Dünya ekonomisinin toparlanması, geçen beş yılın ekonomik büyümesinin yüzde 40’ını sağlayan (Financial Times) ABD’nin toparlanmasına endeksli. Ne FED’in ne de Bush hükümetinin, Davos man’in parlak düşüncelerini ”taktığı” yok. Ne Bush, ne Chaney DEF’e katılıyor? İkincisi, hegemonik güç ABD, nihayet dış politika doktrinini saptadı: ”Terorizme karşı uzuh süreli savaş”. Bu savaşta, ABD’nin ulusal çıkarları her alanda öncelikle, ”tek yanıt” olarak savunulacak. Bir konsensüs arayışı yok; ”uluslararası topluluk” kavramı da rafa kalktı. Bu sırada, Kyoto Anlaşması, Balistik Füze Anlaşması öldürülmüştü, sıra Cenevre Anlaşması’nın gömülmesine gelmişti. Bush’un konuşmasında ısrarla vurguladığı gibi bir tarafta ABD vardı, diğer tarafta ”iblis ekseni”; ya ABD liderliği ya Papatyta Kesici… Bu koşullarda DEF’in ”kırılgan dönemde liderlik” temasını tartıştığını ilan etmesi de adeta ”iktidarsızın hava basmasına” benziyordu.
Savaş tamtamlarının getirdiği mesajlar bir yana, ”zamanın değişen gürültüsü” içinde ”Davos man”in gevezeliklerinin artık, “kıymet-i harbiyesini” kaybettiğini görmek için uluslararası medyada DEF üzerine yazılanlara şöyle bir bakmak yeterli.
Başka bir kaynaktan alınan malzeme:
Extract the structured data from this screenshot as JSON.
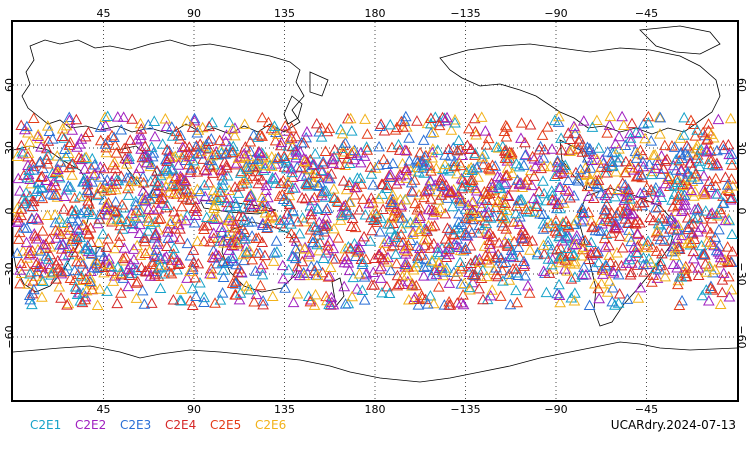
{
  "map": {
    "lon_ticks_top": [
      "45",
      "90",
      "135",
      "180",
      "−135",
      "−90",
      "−45"
    ],
    "lon_ticks_bottom": [
      "45",
      "90",
      "135",
      "180",
      "−135",
      "−90",
      "−45"
    ],
    "lat_ticks": [
      "60",
      "30",
      "0",
      "−30",
      "−60"
    ],
    "lon_tick_values": [
      45,
      90,
      135,
      180,
      225,
      270,
      315
    ],
    "lat_tick_values": [
      60,
      30,
      0,
      -30,
      -60
    ],
    "lon_range": [
      0,
      360
    ],
    "lat_range": [
      -90,
      90
    ],
    "observation_lat_band": [
      -45,
      45
    ],
    "marker_shape": "triangle-open",
    "grid": "dotted"
  },
  "legend": [
    {
      "label": "C2E1",
      "color": "#17a3c9"
    },
    {
      "label": "C2E2",
      "color": "#a020c0"
    },
    {
      "label": "C2E3",
      "color": "#2a6fd6"
    },
    {
      "label": "C2E4",
      "color": "#d62828"
    },
    {
      "label": "C2E5",
      "color": "#e43c18"
    },
    {
      "label": "C2E6",
      "color": "#f2b21a"
    }
  ],
  "credit": "UCARdry.2024-07-13"
}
New York Times DEF Toplantısı’na ilişkin haberini ”Zengin, güçlü ve şımarıklar zirvesi” başlığıyla verirken aynı gün yayımladığı Porto Alegre toplantısı haberinin başlığı ”Büyük kalabalıklar toplumsal sorunlara çözüm istiyor” idi. Bu yazı, DEF’in her biri 25 bin dolar aidat ödeyen 3 bin üyesine karşılık, Dünya Toplumsal Forumu’nun 14 bin üyeden ve 25 bin katılımcıdan oluştuğunu, üyelik aidatının ise yalnızca 50 dolar olduğunu, hatta milyarder Soros’un bile DEF’e değil DTF’ye katılmayı düşündüğünü, tepkiden çekinerek vazgeçtiğini yazıyordu.
Fransız Devlet Başkanlığı adaylarıyla, Jospin ve Chirac’ın temsilcileri de DTF’deydi. Le Monde haberi ”Toplumsal Forum ilerliyor” başlığıyla veriyor, DEF’i adeta görmezden geliyordu (01/02). Wall Street Journal da DTF Toplantısı’na ve buna destek veren Fransız hükümetine, adeta ağzından köpükler saçarak saldırdığı yazısına ”Biz de Davos Dünya Ekonomik Forumu adlı tıkınma festivalinin, en az Harry Poter kadar şişirildiğinde birileriyle anlaşabiliriz ama…” diyerek başlıyordu. Küreselleşmenin asla engellenemeyeceğine olan imanıyla bilinen ”Davos man”in aksine, The Economist DEF’in ”kırılgan dönemde liderlik” temasını irdelediği yorumunda, küreselleşmenin geri çevrilebileceğini bir kez daha anımsatıyor ve yazısını ”kısacası, küreselleşme küresel değildir, hiçbir zaman da olmamıştır” saptamasıyla bitiriyordu.
Evet, Davos Toplantısı üzerine yazı yazmak hiç içimden gelmiyordu. Bu yüzden yazmayacağım.